Namun, di sisi negatifnya, kurangnya tanggung jawab dan inisiatif beberapa individu telah mengubah kerja sama tim menjadi beban dan obsesi psikologis, yang menyebabkan hambatan dan secara langsung memengaruhi hasil pembelajaran mereka yang bertanggung jawab.
Situasi ini mencerminkan masalah buruknya tanggung jawab pribadi dan keterampilan mengorganisasikan tim.

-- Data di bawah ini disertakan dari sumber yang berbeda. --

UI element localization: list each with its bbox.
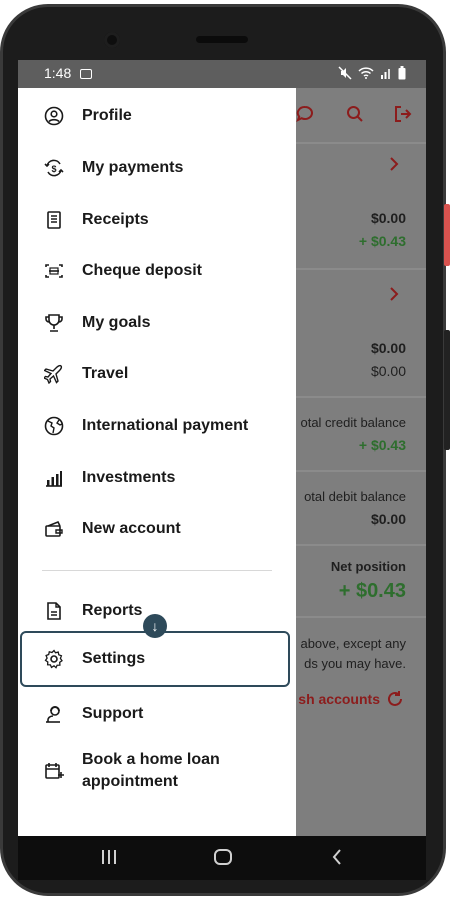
account-1-balance: $0.00 xyxy=(370,210,406,226)
chevron-right-icon[interactable] xyxy=(388,156,400,172)
screen: 1:48 $0.00 + $0.43 $0.00 $0.00 otal cred… xyxy=(18,60,426,836)
status-time: 1:48 xyxy=(44,65,72,81)
menu-label-my-payments: My payments xyxy=(82,159,184,176)
refresh-accounts-link[interactable]: sh accounts xyxy=(298,691,380,707)
cheque-icon xyxy=(44,261,64,281)
menu-label-my-goals: My goals xyxy=(82,314,151,331)
chevron-right-icon[interactable] xyxy=(388,286,400,302)
menu-item-travel[interactable]: Travel xyxy=(18,352,296,396)
signal-icon xyxy=(381,69,390,79)
account-1-change: + $0.43 xyxy=(358,233,406,249)
mute-icon xyxy=(338,66,352,80)
menu-label-receipts: Receipts xyxy=(82,211,149,228)
chart-icon xyxy=(44,468,64,488)
row-divider xyxy=(296,268,426,270)
menu-label-profile: Profile xyxy=(82,107,132,124)
account-2-balance: $0.00 xyxy=(370,340,406,356)
navigation-drawer: Profile $ My payments Receipts Cheque de… xyxy=(18,88,296,836)
account-2-change: $0.00 xyxy=(370,363,406,379)
menu-item-my-payments[interactable]: $ My payments xyxy=(18,146,296,190)
battery-icon xyxy=(398,66,406,80)
status-icons xyxy=(338,66,406,80)
calendar-add-icon xyxy=(44,761,64,781)
row-divider xyxy=(296,544,426,546)
refresh-icon[interactable] xyxy=(386,690,404,708)
menu-label-settings: Settings xyxy=(82,650,146,667)
menu-label-travel: Travel xyxy=(82,365,129,382)
profile-icon xyxy=(44,106,64,126)
globe-icon xyxy=(44,416,64,436)
menu-label-line-2: appointment xyxy=(82,773,178,790)
row-divider xyxy=(296,616,426,618)
menu-label-book-home-loan: Book a home loan appointment xyxy=(82,749,220,793)
total-debit-label: otal debit balance xyxy=(304,489,406,504)
search-icon[interactable] xyxy=(346,105,364,123)
header-divider xyxy=(296,142,426,144)
menu-label-support: Support xyxy=(82,705,144,722)
menu-label-new-account: New account xyxy=(82,520,181,537)
total-credit-label: otal credit balance xyxy=(300,415,406,430)
menu-label-international-payment: International payment xyxy=(82,417,249,434)
trophy-icon xyxy=(44,313,64,333)
svg-text:$: $ xyxy=(51,164,56,174)
system-navigation-bar xyxy=(18,836,426,880)
net-position-label: Net position xyxy=(330,559,406,574)
menu-item-settings[interactable]: Settings xyxy=(18,637,296,681)
menu-item-cheque-deposit[interactable]: Cheque deposit xyxy=(18,249,296,293)
side-button-power xyxy=(444,330,450,450)
menu-item-investments[interactable]: Investments xyxy=(18,456,296,500)
row-divider xyxy=(296,396,426,398)
back-icon[interactable] xyxy=(330,846,344,868)
background-header xyxy=(296,88,426,142)
menu-item-new-account[interactable]: New account xyxy=(18,507,296,551)
status-bar: 1:48 xyxy=(18,60,426,88)
arrow-down-icon: ↓ xyxy=(143,614,167,638)
payments-icon: $ xyxy=(44,158,64,178)
plane-icon xyxy=(44,364,64,384)
side-button-red xyxy=(444,204,450,266)
total-credit-value: + $0.43 xyxy=(358,437,406,453)
menu-item-profile[interactable]: Profile xyxy=(18,94,296,138)
chat-icon[interactable] xyxy=(296,105,314,123)
recent-apps-icon[interactable] xyxy=(100,846,118,868)
receipts-icon xyxy=(44,210,64,230)
wifi-icon xyxy=(358,67,374,79)
front-camera xyxy=(104,32,120,48)
logout-icon[interactable] xyxy=(394,105,412,123)
home-icon[interactable] xyxy=(213,846,233,868)
menu-label-line-1: Book a home loan xyxy=(82,751,220,768)
menu-item-support[interactable]: Support xyxy=(18,692,296,736)
reports-icon xyxy=(44,601,64,621)
menu-item-receipts[interactable]: Receipts xyxy=(18,198,296,242)
wallet-icon xyxy=(44,519,64,539)
total-debit-value: $0.00 xyxy=(370,511,406,527)
menu-item-book-home-loan-appointment[interactable]: Book a home loan appointment xyxy=(18,746,296,796)
menu-label-reports: Reports xyxy=(82,602,143,619)
image-notification-icon xyxy=(80,69,92,79)
menu-label-investments: Investments xyxy=(82,469,176,486)
menu-item-my-goals[interactable]: My goals xyxy=(18,301,296,345)
menu-item-international-payment[interactable]: International payment xyxy=(18,404,296,448)
net-position-value: + $0.43 xyxy=(338,580,406,602)
gear-icon xyxy=(44,649,64,669)
menu-divider xyxy=(42,570,272,571)
support-icon xyxy=(44,704,64,724)
disclaimer-line-2: ds you may have. xyxy=(304,656,406,671)
row-divider xyxy=(296,470,426,472)
speaker-grille xyxy=(196,36,248,43)
disclaimer-line-1: above, except any xyxy=(300,636,406,651)
menu-label-cheque-deposit: Cheque deposit xyxy=(82,262,203,279)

Magister Hukum Trinh Huu Chung memberikan nasihat kepada mahasiswa saat bekerja bersama, seperti menetapkan aturan kelompok yang transparan sejak awal, membagi tugas-tugas spesifik berdasarkan kekuatan, dan menetapkan tenggat waktu untuk setiap item kecil.
Setelah aturan diterapkan, pemimpin kelompok harus bersikap lugas dan menangani masalah tersebut secara profesional. Setelah memberikan peringatan, mulai dari yang ringan hingga serius, dan mencatat pelanggaran yang terjadi, jika anggota tersebut masih mengulangi pelanggarannya, kelompok harus sepakat untuk memberikan komentar yang jujur, atau bahkan mengeluarkan mereka dari kelompok (jika aturan kelompok mengizinkan) untuk melindungi upaya mayoritas.
Selain itu, saat menyerahkan tugas, kelompok harus mengirimkan tabel penilaian positif dan membuat tugas umum sehingga dosen memiliki dasar untuk mengevaluasi hasilnya secara akurat.
“Mahasiswa tidak boleh membiarkan favoritisme memengaruhi hasil keseluruhan. Pemimpin kelompok bukan hanya orang yang memberikan tugas, tetapi juga yang menghubungkannya. Kelompok perlu mendorong semua orang untuk berbagi pendapat, tetapi juga harus tahu bagaimana menetralkan ego pribadi untuk mencapai keputusan akhir,” ujar Bapak Trinh Huu Chung.
Hal penting lainnya adalah jangan diam. Menurut Wakil Kepala Sekolah, jika menemui kesulitan, kita harus proaktif berbagi dengan kelompok atau meminta bantuan instruktur untuk menyelesaikannya.